Isn’t this exactly how these emergency phone chargers work? Except with a voltage boost circuit instead of using a million batteries in series?
I am not a fan of his “battery holder”. Maybe he could wrap some cloth tape around it?
IMHO good, fresh nickel cadmium batteries are best for this because of their low internal resistance. I heard of a guy charging C size NiCads by holding one cell in his hand, bridging it across 12V from a car battery and pulling it off when it got warm. Thats fast charging for you.
His car battery was right on the verge of having enough juice to start the car, so half an amp-hour of charge, or 1% of his car battery’s capacity, was enough to make the difference.
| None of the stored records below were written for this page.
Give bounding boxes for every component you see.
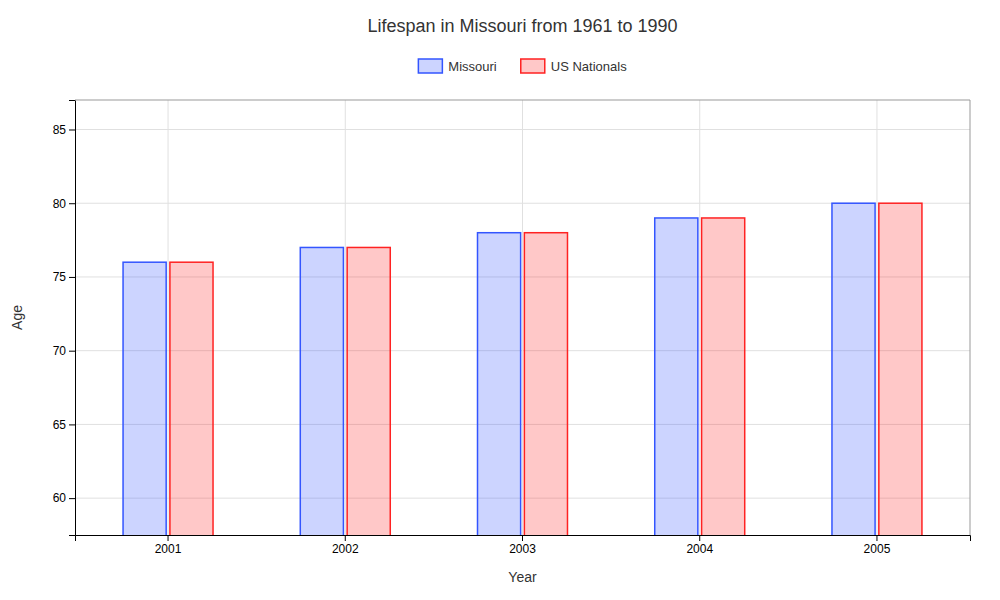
bar: [524, 233, 567, 535]
x-tick-mark: [522, 535, 523, 541]
grid-line-x: [699, 100, 700, 535]
y-tick-label: 60: [53, 491, 67, 505]
plot-area: 2001 2002 2003 2004 2005 60 65 70 75 80 85: [53, 100, 971, 600]
y-axis: 60 65 70 75 80 85: [53, 101, 76, 536]
chart-svg: 2001 2002 2003 2004 2005 60 65 70 75 80 85 Lifespan…: [0, 0, 1000, 600]
y-tick-mark: [69, 424, 75, 425]
y-tick-mark: [69, 351, 75, 352]
y-tick: 60: [53, 491, 75, 505]
bar: [655, 218, 698, 535]
bar: [702, 218, 745, 535]
legend-label: US Nationals: [551, 59, 627, 74]
x-axis-line: [76, 536, 971, 542]
frame-right: [970, 100, 971, 535]
x-tick-label: 2003: [509, 542, 536, 556]
x-tick-mark: [699, 535, 700, 541]
legend-swatch: [521, 59, 545, 73]
y-tick-mark: [69, 129, 75, 130]
bar-series: [170, 203, 922, 535]
bar: [170, 262, 213, 535]
title: Lifespan in Missouri from 1961 to 1990: [367, 16, 677, 36]
x-tick: 2004: [686, 535, 713, 556]
legend-label: Missouri: [448, 59, 497, 74]
legend-item: Missouri: [418, 59, 497, 74]
y-tick-label: 70: [53, 344, 67, 358]
bar: [347, 247, 390, 535]
bar: [879, 203, 922, 535]
legend-swatch: [418, 59, 442, 73]
legend-item: US Nationals: [521, 59, 627, 74]
x-tick: 2003: [509, 535, 536, 556]
x-axis: 2001 2002 2003 2004 2005: [76, 535, 971, 556]
x-tick-mark: [876, 535, 877, 541]
bar: [832, 203, 875, 535]
bar: [478, 233, 521, 535]
x-axis-title: Year: [508, 569, 537, 585]
y-tick: 85: [53, 123, 75, 137]
y-tick-label: 80: [53, 197, 67, 211]
grid-line-x: [168, 100, 169, 535]
chart-container: 2001 2002 2003 2004 2005 60 65 70 75 80 85 Lifespan…: [0, 0, 1000, 600]
y-tick-label: 85: [53, 123, 67, 137]
grid-line-x: [522, 100, 523, 535]
x-tick: 2001: [155, 535, 182, 556]
y-tick-mark: [69, 203, 75, 204]
y-tick-mark: [69, 498, 75, 499]
y-axis-title: Age: [9, 305, 25, 330]
x-tick: 2005: [864, 535, 891, 556]
y-axis-line: [69, 101, 76, 536]
bar: [123, 262, 166, 535]
x-tick-mark: [345, 535, 346, 541]
y-tick-label: 65: [53, 418, 67, 432]
legend: Missouri US Nationals: [418, 59, 627, 74]
x-tick-mark: [168, 535, 169, 541]
bar-series: [123, 203, 875, 535]
bar: [300, 247, 343, 535]
grid-line-x: [345, 100, 346, 535]
frame-top: [75, 100, 970, 101]
x-tick: 2002: [332, 535, 359, 556]
y-tick-label: 75: [53, 270, 67, 284]
x-tick-label: 2005: [864, 542, 891, 556]
y-tick: 80: [53, 197, 75, 211]
grid-line-x: [876, 100, 877, 535]
y-tick: 65: [53, 418, 75, 432]
x-tick-label: 2002: [332, 542, 359, 556]
x-tick-label: 2004: [686, 542, 713, 556]
bars: [123, 203, 922, 535]
y-tick: 75: [53, 270, 75, 284]
x-tick-label: 2001: [155, 542, 182, 556]
y-tick: 70: [53, 344, 75, 358]
y-tick-mark: [69, 277, 75, 278]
Don’t expect this to work for you.
They’re going to “look past” his what?
I am glad he did the math on the amps. I was starting to look for it already. So 100 packs in parallel of 10 AA in series might start a smallish car on their own. But the wiring might become an insurmountable problem and it still ain’t no 350 cold cranks which would be necessary for a 6-banger in a Wisconsin winter. Nor would 10 AA’s in series perform so well in cold weather.
Interesting but not as funny as when a friend of mine popped the hood on his '72 Toyota 4-banger pickup to reveal a mishmash of garden hose, twine, wire, rubber band, pot lid, water jug and duck tape fixes that had me guffawing all over his front lawn.
Let’s see, risk setting my car on fire, or just pull out my AAA card. I’ll go with curtain number two.
I love that the batteries weren’t supposed to catch fire. Seems like something I’d accidentally do.
Running the numbers, I’m pretty sure 100AAs in parallel x 10 in series really would deliver 350A, if the Wikipedia figure of 150 mOhm internal resistance is accurate. That’s about 5V drop; on 10 batteries in series so 15V nominal, that’s 10V left over. 10V at 350A is enough to deliver P-L-E-N-T-Y of power to the starter motor. It might not start a giant diesel on a Mack truck but I doubt the car battery he’s comparing with will either.
He is using a trick of overspec’ing the voltage to cover some of the internal resistance of the battery, which I’m going to call out because I think it’s kind of clever and he doesn’t even mention it. To get the same 10V from a 12V cell would require… 2400 batteries I reckon? So this solution is much more optimal for very high currents!
I don’t know why you’re glad he did the math if you’re just going to ignore his result
You should see some of his other videos. Pretty funny stuff.
His “electric guitar” is a favorite of mine.
But starting your car with AAA batteries is even worse! ducks and runs
'72 Toyota 4-banger–back to the time when adding anything to an engine meant improvement on performance or fuel efficiency. =) ANYTHING~!
That kind of work won’t work on today’s engines, since they’re built to the price point. And oddly scheduled less maintenance work compared to cars just 10 years ago. Of course they fail more quickly…hmmm.
I am very skeptical that he made his meeting.
blah blah amps, batteries, blah skepticism, blah
I LOVE IT< he is FUN! yay!
His YouTube channel is built around him regularly injuring himself on camera, it’s bad on purpose.
Mehdi is hilarious. His videos are a great combination of humor and actual engineering.